Summer Reading Program

May wasn’t a red letter month for me and reading. While I read a couple of books, nothing I ran across seemed to captivate me. The topics were lackluster and perfunctory. I’m sure umpiring 23 games in 30 days had something to do with this malaise.

June hints at hope that I’ve found some new reading choices that will once again reignite my passion for the written word. Great books always do that for me. Better, deep thinkers and prolific authors proffer up a plethora of new options.

I’ve mentioned Neil Postman countless times before. His books critiquing television as well as the power of a medium to affect its message have framed my thinking on the topic. Postman also introduced me to Jacques Ellul, the French polymath.

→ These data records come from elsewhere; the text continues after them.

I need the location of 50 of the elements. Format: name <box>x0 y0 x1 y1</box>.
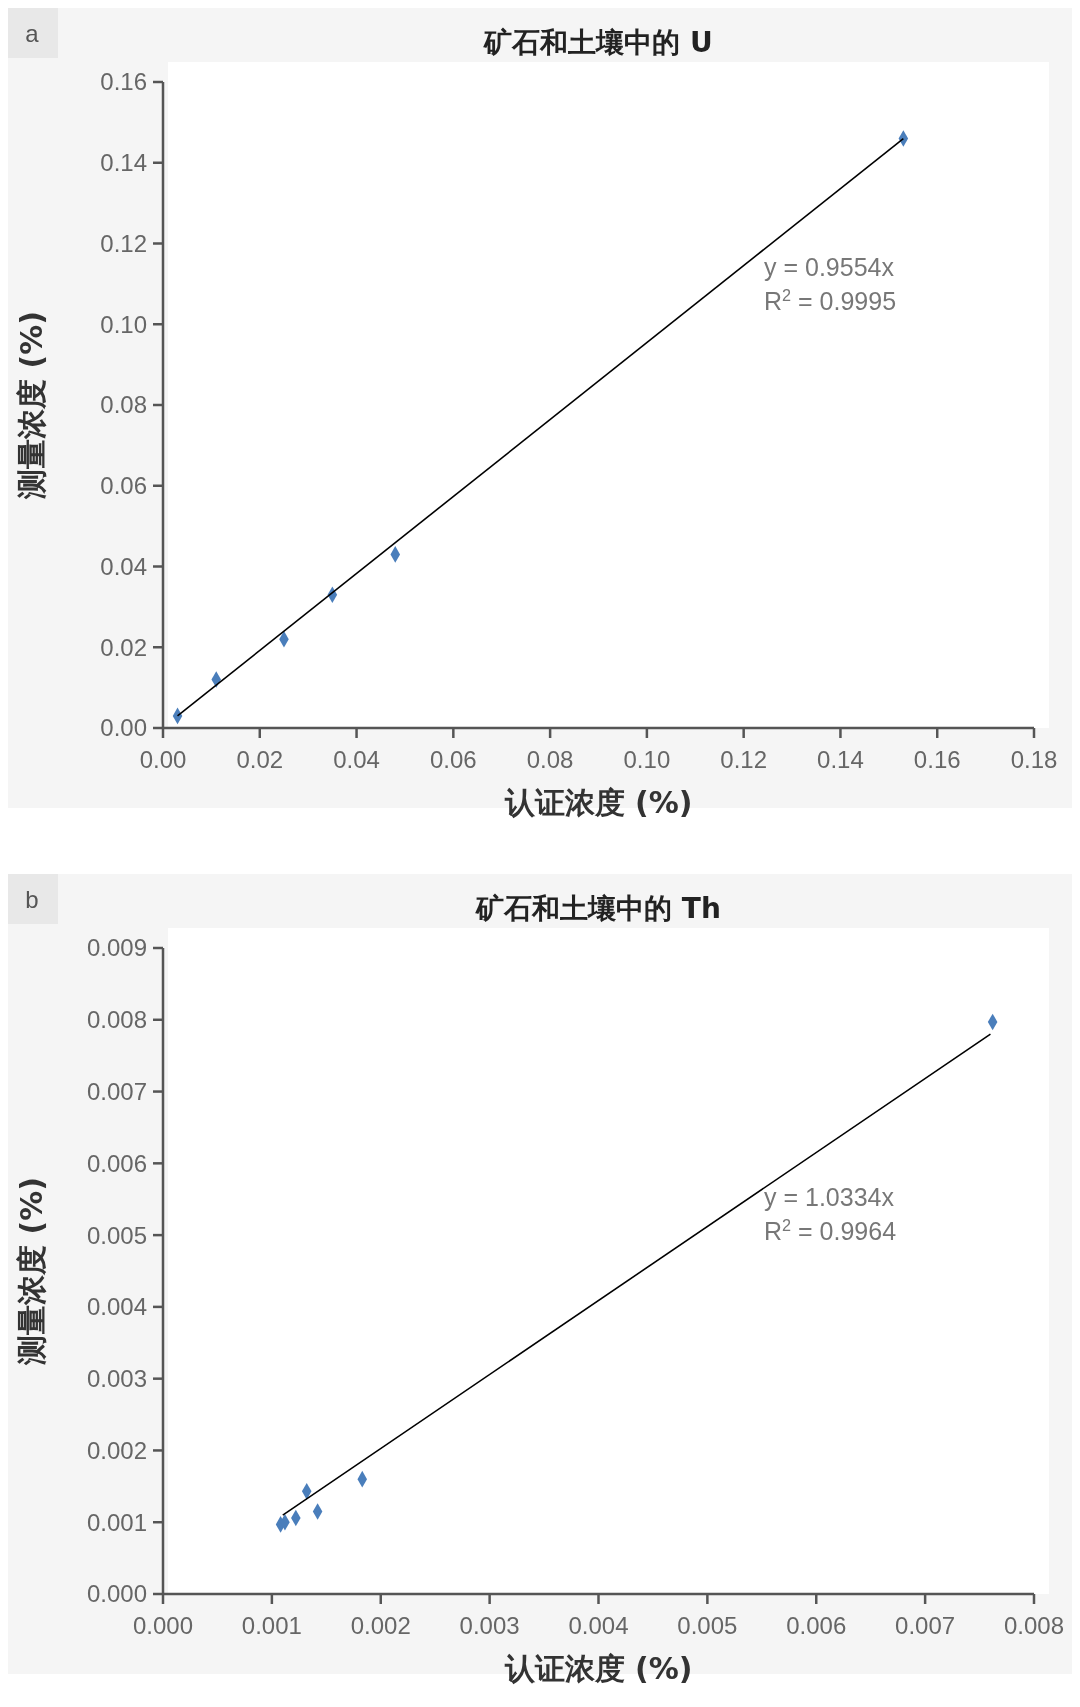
x-tick-label: 0.003 <box>459 1612 520 1639</box>
x-tick-label: 0.02 <box>236 746 284 773</box>
y-tick-label: 0.007 <box>86 1077 147 1105</box>
x-tick-label: 0.08 <box>526 746 574 773</box>
y-tick-label: 0.06 <box>100 472 147 500</box>
y-tick-label: 0.005 <box>86 1221 147 1249</box>
x-tick-label: 0.06 <box>429 746 477 773</box>
x-tick-label: 0.14 <box>817 746 864 773</box>
annotation: R$^{2}$ = 0.9995 <box>763 285 897 315</box>
x-tick-label: 0.10 <box>623 746 671 773</box>
x-tick-label: 0.002 <box>350 1612 411 1639</box>
x-tick-label: 0.000 <box>132 1612 194 1639</box>
text: a <box>25 20 40 47</box>
annotation: y = 0.9554x <box>763 252 895 281</box>
y-tick-label: 0.10 <box>100 310 147 338</box>
y-tick-label: 0.004 <box>86 1293 147 1321</box>
y-tick-label: 0.003 <box>86 1365 147 1393</box>
y-tick-label: 0.12 <box>100 229 147 257</box>
x-tick-label: 0.007 <box>895 1612 956 1639</box>
y-tick-label: 0.14 <box>100 149 147 177</box>
y-tick-label: 0.16 <box>100 68 147 96</box>
x-axis-title: 认证浓度 (%) <box>503 1651 693 1686</box>
x-tick-label: 0.008 <box>1003 1612 1065 1639</box>
y-tick-label: 0.001 <box>86 1508 147 1536</box>
x-tick-label: 0.00 <box>139 746 187 773</box>
x-tick-label: 0.16 <box>913 746 961 773</box>
y-tick-label: 0.04 <box>100 552 147 580</box>
y-tick-label: 0.02 <box>100 633 147 661</box>
text: b <box>25 886 39 913</box>
y-tick-label: 0.08 <box>100 391 147 419</box>
y-tick-label: 0.002 <box>86 1436 147 1464</box>
x-tick-label: 0.006 <box>786 1612 847 1639</box>
x-tick-label: 0.004 <box>568 1612 629 1639</box>
y-tick-label: 0.008 <box>86 1006 147 1034</box>
x-tick-label: 0.001 <box>241 1612 302 1639</box>
annotation: y = 1.0334x <box>763 1183 895 1212</box>
y-tick-label: 0.006 <box>86 1149 147 1177</box>
y-tick-label: 0.000 <box>86 1580 147 1608</box>
y-axis-title: 测量浓度 (%) <box>14 1177 49 1366</box>
chart-title: 矿石和土壤中的 U <box>483 26 713 59</box>
x-tick-label: 0.005 <box>677 1612 738 1639</box>
y-axis-title: 测量浓度 (%) <box>14 311 49 500</box>
x-tick-label: 0.12 <box>720 746 768 773</box>
y-tick-label: 0.00 <box>100 714 147 742</box>
x-axis-title: 认证浓度 (%) <box>503 785 693 820</box>
y-tick-label: 0.009 <box>86 934 147 962</box>
chart-title: 矿石和土壤中的 Th <box>475 892 721 925</box>
annotation: R$^{2}$ = 0.9964 <box>763 1216 897 1246</box>
x-tick-label: 0.18 <box>1010 746 1058 773</box>
x-tick-label: 0.04 <box>333 746 380 773</box>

While searching for someone or one book to kick start my reading heading into the summer months, I learned that no one’s ever written a biography on this intellectual giant of the 20th century. The closest I could come was a book offering up a comprehensive overview of his life and writing (he wrote more than 50 books and over 1,000 articles). This work, written by three Wheaton College (the Illinois-based school) professors, is called Understanding Jacques Ellul.

I’m sure I’ll have much more to share and summarize as I work my way through Ellul in June. For today, I’ll leave you with a few thoughts on technology, which might be the topic Ellul was best-known for tackling. His The Technological Society was a best-seller and brought him notoriety on both sides of the Atlantic.

Ellul, prolific throughout his life.

Ellul, prolific throughout his life.

The tour-de-force on the dangers of technology, with the capacity to wrap its tentacles around every aspect of our existence, was written in 1954. Talk about being prescient.

Writing long before our culture became obsessed with touchscreens and friends on Facebook, Ellul offered a concern that when read today seems prophetic—the idea that technology would bring about the dehumanization of mankind, totally given over to an alien, technological mindset.

In my own life, I’m finding the need to disconnect from much of the social media landscape and its virtual surrogates. Ellul seems like the ideal docent for that journey.